Les mécontents et les «perdants» du système actuel, ne pouvant imaginer d’alternatives, s’en remettent soit à la bienveillance des gagnants que leur proposent les néolibéraux, soit à l’offre «identitaire et sécuritaire» que leur propose l’islamo-nationalisme de la droite radicale et conservatrice.
Pourtant, le point de départ de cet enfermement n’a jamais été aussi faux. La crise profonde, sanitaire, sociale, écologique et économique que traverse le capitalisme dans son exigence d’accumulation et de reproduction du capital a permis le développement de propositions envisageant une modification profonde de la logique économique. Les propositions que je soumets à discussion depuis le début de pandémie sur ce site et ailleurs, sont loin d’être de douces utopies.
Elles s’inscrivent dans la réalité concrète, prenant en compte l’évolution de la société tunisienne, les besoins sociaux et environnementaux du pays et l’impératif démocratique. Leur point de départ n’est pas, extérieur à la société, mais provient du sein même de la société tunisienne.
Du «toujours plus» au mieux-être
La crise actuelle sanitaire, politique, économique, sociale et environnementale a été engendrée à mon avis par différentes causes, qui si elles ne sont pas traitées en même temps, vont entraîner de nouveaux épisodes récessifs dans les années à venir.
La source de nos difficultés réside dans nos graves erreurs de politiques économiques et les dysfonctionnements du capitalisme financier. C’est une crise du capitalisme débridé avec sa version néo-libérale qui nous met constamment sous pression compétitive.
Cette crise est un coup de semonce qui nous alerte, d’une part, sur l’impréparation de la société face aux risques sanitaires, et d’autre part, sur la nécessité de ralentir, les manifestations de plus en plus violentes du changement climatique, avec le risque de nous plonger dans des pénuries et des désordres inimaginables.

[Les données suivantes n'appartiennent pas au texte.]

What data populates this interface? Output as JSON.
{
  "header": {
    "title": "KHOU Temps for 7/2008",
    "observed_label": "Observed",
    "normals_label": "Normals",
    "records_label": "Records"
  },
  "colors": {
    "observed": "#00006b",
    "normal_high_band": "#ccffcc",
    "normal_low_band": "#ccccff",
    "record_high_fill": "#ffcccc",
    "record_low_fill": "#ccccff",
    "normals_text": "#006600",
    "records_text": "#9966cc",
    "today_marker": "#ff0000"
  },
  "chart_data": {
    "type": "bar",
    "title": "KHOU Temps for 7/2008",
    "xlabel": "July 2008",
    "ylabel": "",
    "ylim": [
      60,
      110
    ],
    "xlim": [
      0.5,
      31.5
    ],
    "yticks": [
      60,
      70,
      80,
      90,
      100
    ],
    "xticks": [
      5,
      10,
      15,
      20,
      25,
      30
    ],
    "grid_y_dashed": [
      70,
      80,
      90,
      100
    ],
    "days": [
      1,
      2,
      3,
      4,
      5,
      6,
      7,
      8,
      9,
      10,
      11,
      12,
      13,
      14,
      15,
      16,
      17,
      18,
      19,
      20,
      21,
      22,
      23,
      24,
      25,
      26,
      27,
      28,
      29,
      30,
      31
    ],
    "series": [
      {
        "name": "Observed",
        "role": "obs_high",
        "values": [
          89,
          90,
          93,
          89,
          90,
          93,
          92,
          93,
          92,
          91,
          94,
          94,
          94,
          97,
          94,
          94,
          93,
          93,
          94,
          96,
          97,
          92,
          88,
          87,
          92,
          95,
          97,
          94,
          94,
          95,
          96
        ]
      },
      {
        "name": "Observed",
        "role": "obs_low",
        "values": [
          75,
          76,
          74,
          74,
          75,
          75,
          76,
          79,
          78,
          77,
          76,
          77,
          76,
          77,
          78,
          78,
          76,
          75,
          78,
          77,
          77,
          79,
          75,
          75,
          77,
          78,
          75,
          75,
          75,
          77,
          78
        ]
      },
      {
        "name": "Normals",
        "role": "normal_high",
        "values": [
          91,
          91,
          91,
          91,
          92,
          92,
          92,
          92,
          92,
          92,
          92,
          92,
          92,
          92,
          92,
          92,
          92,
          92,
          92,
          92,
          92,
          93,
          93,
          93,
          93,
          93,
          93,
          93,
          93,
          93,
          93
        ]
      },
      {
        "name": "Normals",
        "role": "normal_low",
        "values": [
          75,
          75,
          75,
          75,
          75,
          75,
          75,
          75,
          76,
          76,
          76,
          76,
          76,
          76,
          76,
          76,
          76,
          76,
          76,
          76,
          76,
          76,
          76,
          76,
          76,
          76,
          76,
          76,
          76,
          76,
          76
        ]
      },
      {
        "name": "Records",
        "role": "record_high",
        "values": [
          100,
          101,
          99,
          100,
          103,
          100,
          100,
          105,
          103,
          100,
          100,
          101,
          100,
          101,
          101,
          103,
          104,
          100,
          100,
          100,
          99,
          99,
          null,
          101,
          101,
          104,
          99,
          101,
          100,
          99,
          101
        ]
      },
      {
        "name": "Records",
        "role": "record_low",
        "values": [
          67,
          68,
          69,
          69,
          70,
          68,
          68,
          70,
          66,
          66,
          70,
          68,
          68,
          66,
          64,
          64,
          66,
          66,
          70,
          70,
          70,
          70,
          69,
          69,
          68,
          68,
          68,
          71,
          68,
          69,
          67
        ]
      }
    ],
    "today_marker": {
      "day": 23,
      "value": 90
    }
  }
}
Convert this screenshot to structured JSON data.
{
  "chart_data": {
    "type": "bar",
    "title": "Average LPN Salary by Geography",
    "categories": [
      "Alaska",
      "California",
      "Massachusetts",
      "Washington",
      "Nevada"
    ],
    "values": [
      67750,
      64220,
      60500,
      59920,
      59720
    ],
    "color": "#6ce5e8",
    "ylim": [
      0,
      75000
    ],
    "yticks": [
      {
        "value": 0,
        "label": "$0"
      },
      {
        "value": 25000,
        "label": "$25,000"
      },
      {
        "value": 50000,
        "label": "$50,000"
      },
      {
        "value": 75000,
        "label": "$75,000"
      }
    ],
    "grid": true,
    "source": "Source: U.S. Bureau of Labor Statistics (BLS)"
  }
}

Pour sortir de cette crise plurielle (économique, sanitaire et écologique), il nous faut changer de voie le plus rapidement possible, notamment en prenant à bras-le corps la question des inégalités économiques, sociales et territoriales, et en investissant massivement dans la transition écologique. Cette autre voie, c’est dès aujourd’hui qu’il nous faut l’emprunter.
Et pour y arriver, il nous faut rompre avec le type de développement que nous avons connu et rompre avec une croissance débridée indifférente aux dégradations de l’environnement.
Notre objectif doit être la mise en place d’une économie soutenable bas carbone, plus résiliente, ce qui nécessite de sortir du libéralisme, et d’adopter une stratégie alliant la lutte contre les changements climatiques et la réduction des inégalités sociales et environnementales. L’impulsion doit être forte. C’est un changement majeur de paradigme.
Dans chaque crise, il y a presque toujours l’idée de changement nécessaire, ce qui lui confère un aspect positif. Je rappelle que l’étymologie grecque du mot « crise » : krisis, renvoyant au moment clé d’une décision, à la nécessité de changer.
Nous devons donc comprendre que cette crise systémique nous invite à changer de paradigme, à faire des choix importants. Nous ne pouvons plus continuer selon la logique et les comportements actuels.